Indian start-ups have recorded the highest ever ESOP buyback worth around Rs 3,000 crore ($440 million) in the year 2021, according to VC Circle. Flipkart, Browserstack, Swiggy, UpGrad, and Zerodha topped the charts in terms of buyback amounts. Last year, the wealth creation for employees via myriad stock participation programs hit an all-time high. It reaffirmed the faith of startup employees in wealth creation by joining the company at the right stage.

While these options are lucrative, it can be tricky to understand them. As an employee, your approach will naturally depend on exactly which form of equity sharing you are looking at. RSU requires a different treatment as compared to ESPP. ESOPs again change the range of choices you would have.

Below are some of the pointers to help you with company equity plan offerings.

1. Set calendars

It’s a good idea to set expiration dates and details of the vesting schedule in your calendar. This will help you know when to buy or offload shares. By doing that, you can also ensure sufficient liquidity to buy stocks under ESOPs or ESPP.

Also, be aware of the stock plan rules when you quit the company. Spreading sales across two financial years can save on taxes while working a few extra weeks might open up the vesting for the next year.

2. Understand tax implications

RSU – Since you don’t pay money to acquire shares, the entire share value will be treated as your income.

ESOP – ESOP has twin tax implications. One, at the time of allotment (when you buy that is) as ‘income from salary’ and later at the time of sale as ‘income from capital gains.’

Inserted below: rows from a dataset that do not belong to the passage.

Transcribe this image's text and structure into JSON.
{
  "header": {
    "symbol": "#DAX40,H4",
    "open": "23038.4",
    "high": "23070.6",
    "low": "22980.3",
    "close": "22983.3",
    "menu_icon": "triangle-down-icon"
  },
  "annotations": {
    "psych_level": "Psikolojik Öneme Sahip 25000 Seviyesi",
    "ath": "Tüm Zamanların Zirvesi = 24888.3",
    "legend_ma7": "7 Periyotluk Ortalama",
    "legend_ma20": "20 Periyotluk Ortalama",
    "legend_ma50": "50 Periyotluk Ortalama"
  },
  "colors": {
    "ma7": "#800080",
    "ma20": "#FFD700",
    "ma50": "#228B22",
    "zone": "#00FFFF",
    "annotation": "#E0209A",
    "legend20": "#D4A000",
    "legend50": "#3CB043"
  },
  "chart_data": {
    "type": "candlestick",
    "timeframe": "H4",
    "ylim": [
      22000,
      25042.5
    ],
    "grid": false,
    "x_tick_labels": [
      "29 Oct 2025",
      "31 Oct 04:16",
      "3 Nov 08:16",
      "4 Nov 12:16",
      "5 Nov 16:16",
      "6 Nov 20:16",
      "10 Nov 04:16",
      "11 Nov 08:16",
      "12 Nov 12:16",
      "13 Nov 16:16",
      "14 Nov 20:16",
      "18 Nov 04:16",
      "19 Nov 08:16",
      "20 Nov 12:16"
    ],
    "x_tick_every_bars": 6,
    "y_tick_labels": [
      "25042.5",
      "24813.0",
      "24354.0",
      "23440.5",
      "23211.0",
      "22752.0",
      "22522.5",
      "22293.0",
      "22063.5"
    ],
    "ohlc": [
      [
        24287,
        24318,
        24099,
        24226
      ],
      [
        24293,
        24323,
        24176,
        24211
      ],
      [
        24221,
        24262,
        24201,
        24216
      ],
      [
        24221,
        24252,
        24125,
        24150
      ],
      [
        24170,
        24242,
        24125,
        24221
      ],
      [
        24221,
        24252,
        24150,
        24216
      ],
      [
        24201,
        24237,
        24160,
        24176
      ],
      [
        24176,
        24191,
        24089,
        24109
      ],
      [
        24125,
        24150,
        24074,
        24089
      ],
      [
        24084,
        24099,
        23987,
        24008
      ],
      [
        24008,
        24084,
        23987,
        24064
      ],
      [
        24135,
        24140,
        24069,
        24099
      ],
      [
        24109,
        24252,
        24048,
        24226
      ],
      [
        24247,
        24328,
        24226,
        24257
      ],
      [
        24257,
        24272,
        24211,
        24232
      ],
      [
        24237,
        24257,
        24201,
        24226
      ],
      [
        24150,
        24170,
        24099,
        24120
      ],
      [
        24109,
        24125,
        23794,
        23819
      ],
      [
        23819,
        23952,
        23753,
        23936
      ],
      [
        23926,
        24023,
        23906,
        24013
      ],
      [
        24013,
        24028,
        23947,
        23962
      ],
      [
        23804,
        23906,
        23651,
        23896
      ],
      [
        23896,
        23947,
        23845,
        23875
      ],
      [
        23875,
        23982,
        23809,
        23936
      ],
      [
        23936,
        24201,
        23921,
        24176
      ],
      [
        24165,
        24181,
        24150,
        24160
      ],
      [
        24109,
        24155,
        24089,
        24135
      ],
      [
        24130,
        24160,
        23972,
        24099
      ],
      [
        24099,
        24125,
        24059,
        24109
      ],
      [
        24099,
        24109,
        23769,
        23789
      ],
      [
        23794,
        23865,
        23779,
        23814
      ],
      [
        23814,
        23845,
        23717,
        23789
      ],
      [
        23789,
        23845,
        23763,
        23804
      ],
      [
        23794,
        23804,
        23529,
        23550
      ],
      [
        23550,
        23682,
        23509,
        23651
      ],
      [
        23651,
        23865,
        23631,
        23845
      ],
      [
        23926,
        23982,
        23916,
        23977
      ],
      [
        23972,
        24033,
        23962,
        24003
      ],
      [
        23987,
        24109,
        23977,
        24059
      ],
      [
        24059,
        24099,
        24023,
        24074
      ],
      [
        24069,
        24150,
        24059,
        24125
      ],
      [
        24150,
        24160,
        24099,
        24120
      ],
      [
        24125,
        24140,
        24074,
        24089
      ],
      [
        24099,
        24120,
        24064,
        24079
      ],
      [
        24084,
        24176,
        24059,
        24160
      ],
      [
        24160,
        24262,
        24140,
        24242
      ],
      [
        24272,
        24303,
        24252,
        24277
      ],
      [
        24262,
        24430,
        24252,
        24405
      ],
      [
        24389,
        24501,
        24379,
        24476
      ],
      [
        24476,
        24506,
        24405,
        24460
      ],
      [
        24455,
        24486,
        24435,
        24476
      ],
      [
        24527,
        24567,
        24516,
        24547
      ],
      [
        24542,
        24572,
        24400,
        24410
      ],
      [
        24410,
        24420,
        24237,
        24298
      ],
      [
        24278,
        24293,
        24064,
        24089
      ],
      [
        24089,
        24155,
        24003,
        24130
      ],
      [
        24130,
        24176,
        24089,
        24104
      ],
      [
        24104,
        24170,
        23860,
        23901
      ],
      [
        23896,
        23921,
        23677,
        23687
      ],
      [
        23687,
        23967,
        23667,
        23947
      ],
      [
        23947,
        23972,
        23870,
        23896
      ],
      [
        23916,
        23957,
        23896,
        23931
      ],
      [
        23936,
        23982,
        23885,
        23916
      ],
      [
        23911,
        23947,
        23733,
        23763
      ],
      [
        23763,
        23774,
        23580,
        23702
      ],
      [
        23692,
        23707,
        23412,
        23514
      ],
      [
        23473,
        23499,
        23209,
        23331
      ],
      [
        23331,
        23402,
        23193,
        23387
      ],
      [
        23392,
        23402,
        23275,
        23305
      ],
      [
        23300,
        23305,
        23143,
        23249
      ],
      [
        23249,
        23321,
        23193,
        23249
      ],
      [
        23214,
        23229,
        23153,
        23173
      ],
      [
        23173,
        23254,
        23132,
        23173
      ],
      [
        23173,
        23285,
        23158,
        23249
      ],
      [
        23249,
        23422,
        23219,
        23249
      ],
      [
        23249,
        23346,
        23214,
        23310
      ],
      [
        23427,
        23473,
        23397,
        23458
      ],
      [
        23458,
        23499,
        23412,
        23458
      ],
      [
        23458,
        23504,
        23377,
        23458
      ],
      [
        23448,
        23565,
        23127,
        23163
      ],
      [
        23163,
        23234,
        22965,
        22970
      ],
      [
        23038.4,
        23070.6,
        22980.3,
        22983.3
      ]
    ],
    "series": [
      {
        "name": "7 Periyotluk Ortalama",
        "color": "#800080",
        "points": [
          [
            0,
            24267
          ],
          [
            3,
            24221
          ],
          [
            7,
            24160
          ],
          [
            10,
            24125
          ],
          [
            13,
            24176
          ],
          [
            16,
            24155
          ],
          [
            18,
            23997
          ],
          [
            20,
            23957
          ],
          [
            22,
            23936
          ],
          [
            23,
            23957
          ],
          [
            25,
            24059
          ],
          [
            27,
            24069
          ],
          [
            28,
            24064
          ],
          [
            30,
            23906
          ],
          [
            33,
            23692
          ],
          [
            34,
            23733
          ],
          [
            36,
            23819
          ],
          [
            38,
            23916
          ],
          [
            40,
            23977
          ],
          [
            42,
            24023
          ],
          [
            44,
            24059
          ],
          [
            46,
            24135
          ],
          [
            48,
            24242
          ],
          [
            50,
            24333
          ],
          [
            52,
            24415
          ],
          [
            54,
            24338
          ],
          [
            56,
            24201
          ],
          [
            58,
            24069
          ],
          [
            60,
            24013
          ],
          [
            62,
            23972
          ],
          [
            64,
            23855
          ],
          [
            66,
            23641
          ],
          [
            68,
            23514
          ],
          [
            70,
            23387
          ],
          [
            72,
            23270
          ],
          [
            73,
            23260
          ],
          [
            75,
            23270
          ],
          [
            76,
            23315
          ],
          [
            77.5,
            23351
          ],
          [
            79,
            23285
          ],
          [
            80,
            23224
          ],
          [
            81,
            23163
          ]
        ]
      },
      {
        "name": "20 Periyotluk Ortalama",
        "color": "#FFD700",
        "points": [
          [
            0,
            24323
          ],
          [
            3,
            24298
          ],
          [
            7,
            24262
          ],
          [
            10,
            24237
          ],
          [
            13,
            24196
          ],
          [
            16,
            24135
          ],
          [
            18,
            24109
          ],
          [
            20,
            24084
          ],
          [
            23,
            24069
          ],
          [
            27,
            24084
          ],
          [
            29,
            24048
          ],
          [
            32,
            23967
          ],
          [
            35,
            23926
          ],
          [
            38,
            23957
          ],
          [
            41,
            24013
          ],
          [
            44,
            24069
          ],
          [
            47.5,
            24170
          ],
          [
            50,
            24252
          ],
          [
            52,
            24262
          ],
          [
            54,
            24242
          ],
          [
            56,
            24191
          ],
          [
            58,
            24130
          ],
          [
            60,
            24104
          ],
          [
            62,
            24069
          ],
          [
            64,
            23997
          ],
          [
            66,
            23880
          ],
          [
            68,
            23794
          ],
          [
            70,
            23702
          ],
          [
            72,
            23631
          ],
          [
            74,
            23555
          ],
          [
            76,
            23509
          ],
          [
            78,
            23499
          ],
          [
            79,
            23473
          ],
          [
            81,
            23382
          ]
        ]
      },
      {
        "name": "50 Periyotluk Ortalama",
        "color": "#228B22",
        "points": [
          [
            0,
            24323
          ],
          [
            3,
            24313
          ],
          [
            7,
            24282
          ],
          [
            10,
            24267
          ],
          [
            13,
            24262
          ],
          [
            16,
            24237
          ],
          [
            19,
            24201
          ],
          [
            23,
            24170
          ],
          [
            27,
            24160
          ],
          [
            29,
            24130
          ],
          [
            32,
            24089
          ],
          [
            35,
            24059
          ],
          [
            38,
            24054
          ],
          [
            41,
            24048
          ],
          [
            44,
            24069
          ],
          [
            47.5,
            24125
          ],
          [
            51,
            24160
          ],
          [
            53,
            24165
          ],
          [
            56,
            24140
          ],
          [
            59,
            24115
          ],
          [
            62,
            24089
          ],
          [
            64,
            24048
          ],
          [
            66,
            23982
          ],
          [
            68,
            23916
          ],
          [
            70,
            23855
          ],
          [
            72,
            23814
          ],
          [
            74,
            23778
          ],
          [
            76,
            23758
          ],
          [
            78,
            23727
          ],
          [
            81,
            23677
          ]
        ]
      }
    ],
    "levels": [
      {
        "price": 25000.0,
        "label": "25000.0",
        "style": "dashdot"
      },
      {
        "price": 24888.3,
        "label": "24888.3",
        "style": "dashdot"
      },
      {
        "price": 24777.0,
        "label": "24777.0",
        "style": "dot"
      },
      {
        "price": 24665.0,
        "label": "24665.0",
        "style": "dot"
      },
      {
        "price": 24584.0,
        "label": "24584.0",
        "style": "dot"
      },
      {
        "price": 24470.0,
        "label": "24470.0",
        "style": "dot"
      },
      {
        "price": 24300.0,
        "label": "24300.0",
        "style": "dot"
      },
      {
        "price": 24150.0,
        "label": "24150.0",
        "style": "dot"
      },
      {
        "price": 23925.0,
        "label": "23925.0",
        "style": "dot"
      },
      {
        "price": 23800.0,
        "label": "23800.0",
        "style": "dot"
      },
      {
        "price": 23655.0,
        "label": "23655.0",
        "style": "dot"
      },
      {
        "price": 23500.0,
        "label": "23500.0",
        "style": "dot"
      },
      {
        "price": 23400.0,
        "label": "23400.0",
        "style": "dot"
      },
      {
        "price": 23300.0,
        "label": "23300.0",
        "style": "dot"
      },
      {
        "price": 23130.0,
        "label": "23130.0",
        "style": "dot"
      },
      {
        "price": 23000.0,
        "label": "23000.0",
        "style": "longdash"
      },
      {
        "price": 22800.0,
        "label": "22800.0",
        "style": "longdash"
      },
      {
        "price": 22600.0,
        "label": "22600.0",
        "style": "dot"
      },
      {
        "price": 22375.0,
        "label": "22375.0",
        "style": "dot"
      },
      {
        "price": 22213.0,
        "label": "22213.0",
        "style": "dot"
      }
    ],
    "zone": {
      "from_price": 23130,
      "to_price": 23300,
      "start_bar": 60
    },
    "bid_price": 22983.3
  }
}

In the case of the former, the difference between the exercise price and the market/FMV, as calculated on the exercise date, is treated as income. This is taxed as a prerequisite added to your salary income and taxed as per your existing tax band. One thing to note is that this will lead to a significant TDS impact which your employer will deduct from your salary as tax.

The second occasion is when you sell the ESOPs exercised. Here the difference between the sale price and FMV at the time of sale is treated as capital gains. The type of capital gains will depend on how long you have held the shares.

However, employees have an option to not exercise the option and remain free of tax liabilities.

You should also keep in mind that tax implications can be a lot more complicated than described here depending on where the company is domiciled. The structure of the company will also play a role. In most cases, it would be best to take the help of a tax expert to understand the specific nuances in your case.

ESPP – The difference between the discounted price and the market price/FMV is treated as income and taxed at the marginal rate.

3. Don’t ignore the risk

While equity plans from your firm have the potential to create immense wealth for you, there is the possibility of the organization not doing well in the future or even closing down.

In an ESOP, there is also the risk of the exercise price becoming out-of-the-money and practically worthless.

4. Diversify

How much of your net worth do these stock options represent?

Employees, who have been with the organization for a long time and regularly participated in stock plans, are likely to have a sizable portion of its stock. Imagine, if the company goes belly up (like it happened with Enron), you lose not only your income stream but also your stock holdings become valueless.

So, minimize concentration risk by liquidating your single stock holding over a period of time. And reinvest it systematically in a portfolio of stocks/ equity funds that are in sync with your asset allocation needs.

So what’s the takeaway?

Do the necessary due diligence when you realise you have access to either RSUs or ESPPs or ESOPs. Diversify existing stock holdings by liquidating at least part of it over time and in favour of other investment options such as diversified equity funds or even direct equity of other listed companies. Ask your wealth manager or investment advisor to help you plan a diversification plan outside your RSU/ ESOP or ESPP.